Bruxelles, 14/12/2012 (Agence Europe) - Dans les conclusions adoptées vendredi 14 décembre, le Conseil européen a consacré une place inhabituellement importante à la politique de sécurité et de défense commune (PSDC). En vue du Conseil européen de décembre 2013, qui sera largement consacré aux questions de défense, en fixant « les priorités et les échéanciers » pour accroître les capacités de l'UE et préserver sa base industrielle et technologique de défense, les chefs d'État et de gouvernement demandent aujourd'hui à la Haute représentante pour les Affaires étrangères et la Politique de sécurité, Catherine Ashton, ainsi qu'à la Commission européenne, de préparer de nouvelles « initiatives » d'ici septembre 2013. Si les priorités sont identifiées, le texte adopté reste toutefois silencieux sur un possible recours aux instruments législatifs et budgétaires de l'UE.
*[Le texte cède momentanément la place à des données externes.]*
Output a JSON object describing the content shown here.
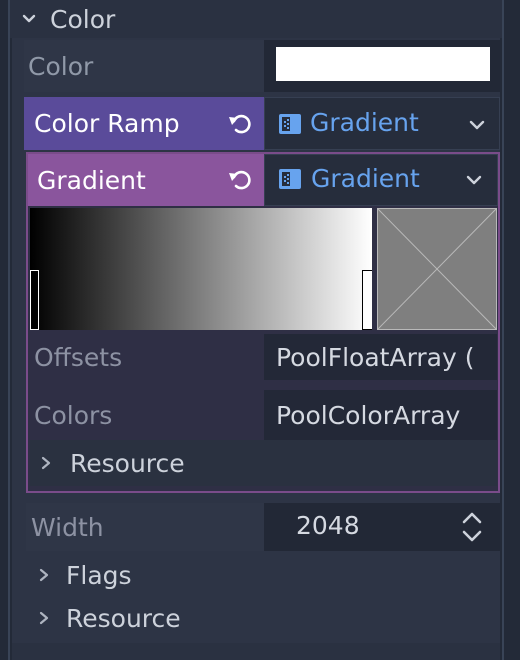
{
  "section": {
    "title": "Color"
  },
  "color": {
    "label": "Color",
    "value": "#ffffff"
  },
  "color_ramp": {
    "label": "Color Ramp",
    "resource_type": "Gradient"
  },
  "gradient": {
    "label": "Gradient",
    "resource_type": "Gradient",
    "stops": [
      {
        "offset": 0,
        "color": "#000000"
      },
      {
        "offset": 1,
        "color": "#ffffff"
      }
    ],
    "offsets": {
      "label": "Offsets",
      "value": "PoolFloatArray ("
    },
    "colors": {
      "label": "Colors",
      "value": "PoolColorArray"
    },
    "resource": {
      "label": "Resource"
    }
  },
  "width": {
    "label": "Width",
    "value": "2048"
  },
  "flags": {
    "label": "Flags"
  },
  "resource": {
    "label": "Resource"
  },
  "theme": {
    "accent": "#67a3ee",
    "ramp_key": "#5a4b9a",
    "gradient_key": "#8a559d"
  },
  "icons": [
    "chevron-down-icon",
    "revert-icon",
    "gradient-resource-icon",
    "dropdown-chevron-icon",
    "chevron-right-icon",
    "spinbox-arrows-icon"
  ]
}
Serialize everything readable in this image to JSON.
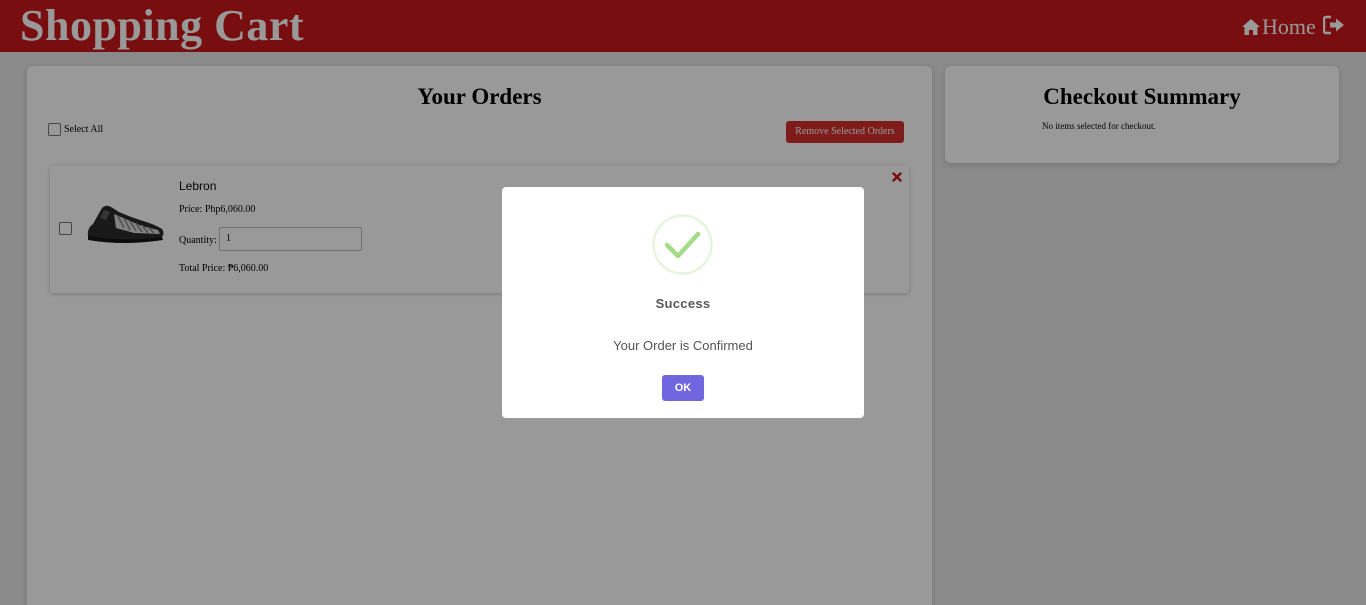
{
  "header": {
    "brand": "Shopping Cart",
    "home_label": "Home",
    "bg_color": "#c8181b",
    "icons": [
      "home-icon",
      "logout-icon"
    ]
  },
  "orders": {
    "title": "Your Orders",
    "select_all_label": "Select All",
    "remove_selected_label": "Remove Selected Orders",
    "items": [
      {
        "name": "Lebron",
        "price": "Price: Php6,060.00",
        "quantity_label": "Quantity:",
        "quantity_value": "1",
        "total_price": "Total Price: ₱6,060.00"
      }
    ]
  },
  "checkout": {
    "title": "Checkout Summary",
    "note": "No items selected for checkout."
  },
  "modal": {
    "title": "Success",
    "message": "Your Order is Confirmed",
    "ok_label": "OK",
    "accent_color": "#7066e0",
    "success_color": "#a5dc86"
  }
}
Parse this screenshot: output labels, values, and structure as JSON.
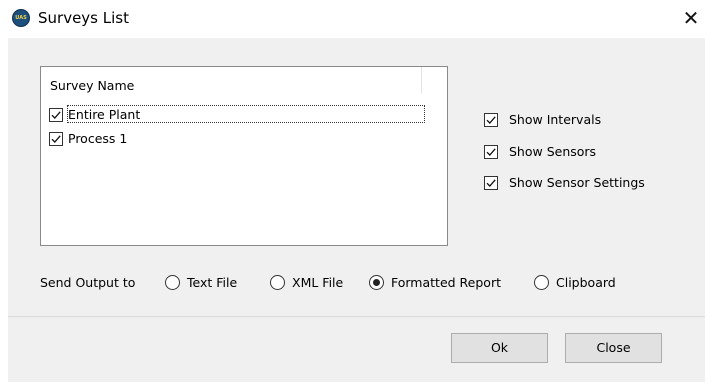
{
  "window": {
    "title": "Surveys List",
    "app_icon_text": "UAS",
    "close_glyph": "✕",
    "icon": "close-icon"
  },
  "survey_list": {
    "column_header": "Survey Name",
    "items": [
      {
        "label": "Entire Plant",
        "checked": true
      },
      {
        "label": "Process 1",
        "checked": true
      }
    ]
  },
  "options": [
    {
      "label": "Show Intervals",
      "checked": true
    },
    {
      "label": "Show Sensors",
      "checked": true
    },
    {
      "label": "Show Sensor Settings",
      "checked": true
    }
  ],
  "output": {
    "label": "Send Output to",
    "choices": [
      {
        "label": "Text File",
        "selected": false
      },
      {
        "label": "XML File",
        "selected": false
      },
      {
        "label": "Formatted Report",
        "selected": true
      },
      {
        "label": "Clipboard",
        "selected": false
      }
    ]
  },
  "buttons": {
    "ok": "Ok",
    "close": "Close"
  },
  "colors": {
    "dialog_background": "#f0f0f0",
    "button_background": "#e1e1e1",
    "app_icon": "#1d4f7c"
  }
}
Trois domaines prioritaires ont ainsi été identifiés par les Vingt-Sept. (1) Il s'agit « d'accroître l'efficacité, la visibilité et l'impact de la PSDC » en développant davantage la faculté de l'UE à déployer ses capacités civiles et militaires, dans le cadre de l'approche globale, en vue de répondre à des « défis sécuritaires » internationaux. Des défis auxquels l'UE sera amenée à répondre, en assurant à l'avenir une part plus grande de la « responsabilité dans le maintien de la paix dans notre voisinage et au-delà », a affirmé le président du Conseil, Herman Van Rompuy, à l'issue du Sommet. (2) Le Conseil européen reconnaît en même temps « la nécessité urgente de renforcer la coopération européenne afin de développer les capacités militaires et de combler les lacunes critiques ». Une coopération à l'échelle de l'UE qui devrait donc être plus « systématique », avec une « approche à long terme », qui passerait aussi par la coordination des planifications des États membres en matière de défense nationale. Le Premier ministre belge, Elio di Rupo, a justement insisté sur cette nécessité d'adopter une approche commune, lors d'un point de presse à l'issue du Sommet: « Les visions de chacun des pays sont des visions assez différentes, mais il y a une seule réalité: l'évolution technique et un coût de plus en plus important et insupportable pour un État seul » pour développer et maintenir des capacités militaires viables. En cela, la Haute représentante, à travers le Service européen d'Action extérieure et avec le soutien de l'Agence européenne de défense, ainsi que la Commission, sont priés de recenser « les doubles emplois actuels et les lacunes en matière de capacités » et d'établir « un ordre de priorité pour les besoins futurs ».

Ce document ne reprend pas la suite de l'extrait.